話しながら名字に引かれたんじゃないかと思っていたが、相槌を打ちながら話を聞いてくれ、話を聞き終わったら「話してくれてありがとう」という言葉に俺は救われた。

「俺の話は以上だが、俺は名字の話も聞きてぇ」
「えっと、私の話?なにを話せばいいのかな?」
「あぁ、そうだな......名字が好きなもの教えてくれ」
「うん。あ、フラペチーノ溶けちゃうね!まずは先に飲もう!私もケーキいただくね」

フラペチーノとやらを飲んでみれば口のなかに甘い風味が広がってきた。これを名字はいつも飲んでるのか。今度また飲んでみるか。
「そういえばいちごの赤とクリームの白って轟くんみたいだよね」と名字に言われたのがよく分からねぇ。俺の髪色ってことか?それなら親父のこともあって複雑なんだがな。まぁ、名字が楽しそうに笑ってるならそれでいいけどよ。
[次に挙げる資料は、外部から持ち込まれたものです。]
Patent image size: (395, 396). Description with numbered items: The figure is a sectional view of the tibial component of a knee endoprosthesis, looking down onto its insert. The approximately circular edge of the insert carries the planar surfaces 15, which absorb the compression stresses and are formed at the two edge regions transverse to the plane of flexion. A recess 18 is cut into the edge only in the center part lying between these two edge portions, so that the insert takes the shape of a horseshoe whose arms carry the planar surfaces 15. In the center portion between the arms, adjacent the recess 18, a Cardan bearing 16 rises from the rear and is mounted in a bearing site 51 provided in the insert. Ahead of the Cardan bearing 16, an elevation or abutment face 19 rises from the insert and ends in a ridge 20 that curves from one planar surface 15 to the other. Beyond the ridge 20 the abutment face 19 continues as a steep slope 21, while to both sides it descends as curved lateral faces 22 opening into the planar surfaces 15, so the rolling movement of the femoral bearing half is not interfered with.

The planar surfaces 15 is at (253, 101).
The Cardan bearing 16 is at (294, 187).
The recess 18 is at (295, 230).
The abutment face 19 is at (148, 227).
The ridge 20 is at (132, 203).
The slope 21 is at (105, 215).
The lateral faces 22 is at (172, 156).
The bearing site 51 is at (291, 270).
「私の好きなもの......轟くんは興味ないと思う」
「俺がどうのこうのじゃなくていい。そういえば俺が来たときスマホ見ながら笑ってたよな?あれなに見てたんだ?」
「え、バレてたの?!えっとあれは私の推しを見ていて......」
「おし?なんだそれ」
「えっと......私の一番好きな人の話していい?」
「あぁ、聞かせてくれ」

それから名字におし?のたくみくんという男の話を聞いた。一番好きな人の話をしていいか聞かれたときは誰のことなのか近くのA組の中から考えてしまったが、どうやら名字が好きなのは芸能人のやつらしい。
正直この男を好きな理由も気持ちもよく分からなかったが、スマホを見せながら一生懸命話をしてくれる名字に応えるために俺も少しでも名字のことを理解しようとした。

名字を理解しようとはした。けれど俺に分かるのはそのたくみって男に対して良い印象は持たないことだった。
このたくみという男がこの先俺と名字の仲を引き裂く存在になろうとはそのときの俺には分からなかった。